Publicado durante a campanha eleitoral, o vídeo circulou no Instagram, Facebook, Threads, TikTok e X. Na gravação, Pavanato critica a atuação de Erika e afirma que ela votou contra o aumento de penas para crimes hediondos, além de acusá-la de ter contratado maquiadores com dinheiro público e de gastar recursos em viagens internacionais.
Durante a propaganda, o candidato também se apresenta como “o maior inimigo da ideologia de gênero” e encerra o vídeo com a frase “agora somos nós ou eles”, acompanhada de um pedido de voto. Após a decisão do TRE-SP, Pavanato publicou outra gravação para comemorar a autorização e afirmou que voltaria a divulgar o conteúdo.
Anteriormente, a Justiça Eleitoral havia determinado a retirada do vídeo após considerar “gravemente descontextualizada” a afirmação sobre a contratação de maquiadores com dinheiro público. A juíza Domitila Manssur apontou que pessoas nomeadas para cargos comissionados no gabinete de Erika também exerciam profissionalmente a atividade de maquiador, mas isso não significava que tivessem sido contratadas para prestar esse serviço com recursos públicos.
Segundo a magistrada, afirmar que pessoas que também eram maquiadores ocupavam cargos de assessoria era diferente de dizer que a deputada havia contratado maquiadores para realizar serviços de maquiagem. Para a decisão anterior, a formulação poderia induzir o eleitor a entender que dinheiro público havia sido utilizado diretamente para esse tipo de serviço.

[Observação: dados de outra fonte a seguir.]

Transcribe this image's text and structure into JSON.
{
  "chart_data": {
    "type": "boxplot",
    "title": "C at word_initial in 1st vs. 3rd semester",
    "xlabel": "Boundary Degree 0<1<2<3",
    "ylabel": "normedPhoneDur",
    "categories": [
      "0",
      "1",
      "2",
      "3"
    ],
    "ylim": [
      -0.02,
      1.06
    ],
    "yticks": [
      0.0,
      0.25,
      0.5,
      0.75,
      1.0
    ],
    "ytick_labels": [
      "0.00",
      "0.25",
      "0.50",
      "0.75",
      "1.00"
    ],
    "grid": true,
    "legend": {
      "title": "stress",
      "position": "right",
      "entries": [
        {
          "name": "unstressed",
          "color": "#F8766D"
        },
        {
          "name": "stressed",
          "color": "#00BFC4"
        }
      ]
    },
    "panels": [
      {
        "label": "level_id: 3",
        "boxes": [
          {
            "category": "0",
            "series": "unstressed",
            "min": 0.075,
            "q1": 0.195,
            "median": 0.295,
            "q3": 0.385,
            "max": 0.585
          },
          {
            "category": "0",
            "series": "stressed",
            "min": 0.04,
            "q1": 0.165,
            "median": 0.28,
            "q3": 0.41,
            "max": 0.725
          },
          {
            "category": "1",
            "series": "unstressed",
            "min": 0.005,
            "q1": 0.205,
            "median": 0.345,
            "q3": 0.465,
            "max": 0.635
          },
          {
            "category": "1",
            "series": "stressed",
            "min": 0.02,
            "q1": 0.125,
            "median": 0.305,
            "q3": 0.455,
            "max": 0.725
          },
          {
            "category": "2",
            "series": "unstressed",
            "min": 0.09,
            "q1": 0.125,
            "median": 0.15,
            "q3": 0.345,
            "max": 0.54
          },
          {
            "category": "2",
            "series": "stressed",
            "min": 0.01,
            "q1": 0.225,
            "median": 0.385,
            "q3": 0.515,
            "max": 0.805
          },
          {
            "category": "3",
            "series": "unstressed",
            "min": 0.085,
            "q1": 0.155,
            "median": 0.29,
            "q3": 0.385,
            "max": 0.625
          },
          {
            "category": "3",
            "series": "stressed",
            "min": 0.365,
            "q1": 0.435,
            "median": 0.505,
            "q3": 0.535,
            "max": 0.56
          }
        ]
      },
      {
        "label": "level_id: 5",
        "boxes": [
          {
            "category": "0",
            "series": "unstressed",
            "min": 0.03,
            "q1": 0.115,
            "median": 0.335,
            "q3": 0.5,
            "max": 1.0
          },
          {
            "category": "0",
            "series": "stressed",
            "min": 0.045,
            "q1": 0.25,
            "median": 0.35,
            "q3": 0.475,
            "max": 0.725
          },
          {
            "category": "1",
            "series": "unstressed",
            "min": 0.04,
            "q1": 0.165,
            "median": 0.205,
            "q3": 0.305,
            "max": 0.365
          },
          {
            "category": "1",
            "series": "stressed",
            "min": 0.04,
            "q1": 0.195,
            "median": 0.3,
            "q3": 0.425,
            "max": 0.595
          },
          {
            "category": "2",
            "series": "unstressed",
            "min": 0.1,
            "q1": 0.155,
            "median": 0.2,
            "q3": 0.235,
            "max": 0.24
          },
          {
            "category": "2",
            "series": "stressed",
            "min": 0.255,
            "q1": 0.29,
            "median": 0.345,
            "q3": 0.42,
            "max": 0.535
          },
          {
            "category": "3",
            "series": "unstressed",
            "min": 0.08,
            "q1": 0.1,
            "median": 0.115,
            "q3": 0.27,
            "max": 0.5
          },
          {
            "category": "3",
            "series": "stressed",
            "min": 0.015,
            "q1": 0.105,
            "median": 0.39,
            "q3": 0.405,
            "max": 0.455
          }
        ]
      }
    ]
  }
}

Por outro lado, a Justiça Eleitoral considerou legítimas as críticas relacionadas ao voto de Erika sobre penas para crimes hediondos e aos gastos com viagens internacionais. Esses trechos foram enquadrados como críticas políticas e avaliações sobre a atuação da parlamentar durante o mandato.
A ação de Erika também questionava o uso de sua identidade de gênero no conteúdo. Na decisão anterior, a Justiça afirmou que o termo “travesti”, isoladamente, não seria ofensivo ou discriminatório, considerando que a própria deputada se identifica publicamente dessa maneira. A magistrada, porém, observou que a expressão era utilizada dentro de uma estratégia de contraposição política no vídeo.
Mesmo diante dessa consideração, a decisão concluiu que não havia elementos suficientes naquele processo para caracterizar violência política de gênero. Após a liberação, Pavanato voltou a mencionar Erika nas redes sociais e utilizou a expressão “ditadora travesti” ao comentar outra disputa judicial envolvendo uma publicação sua.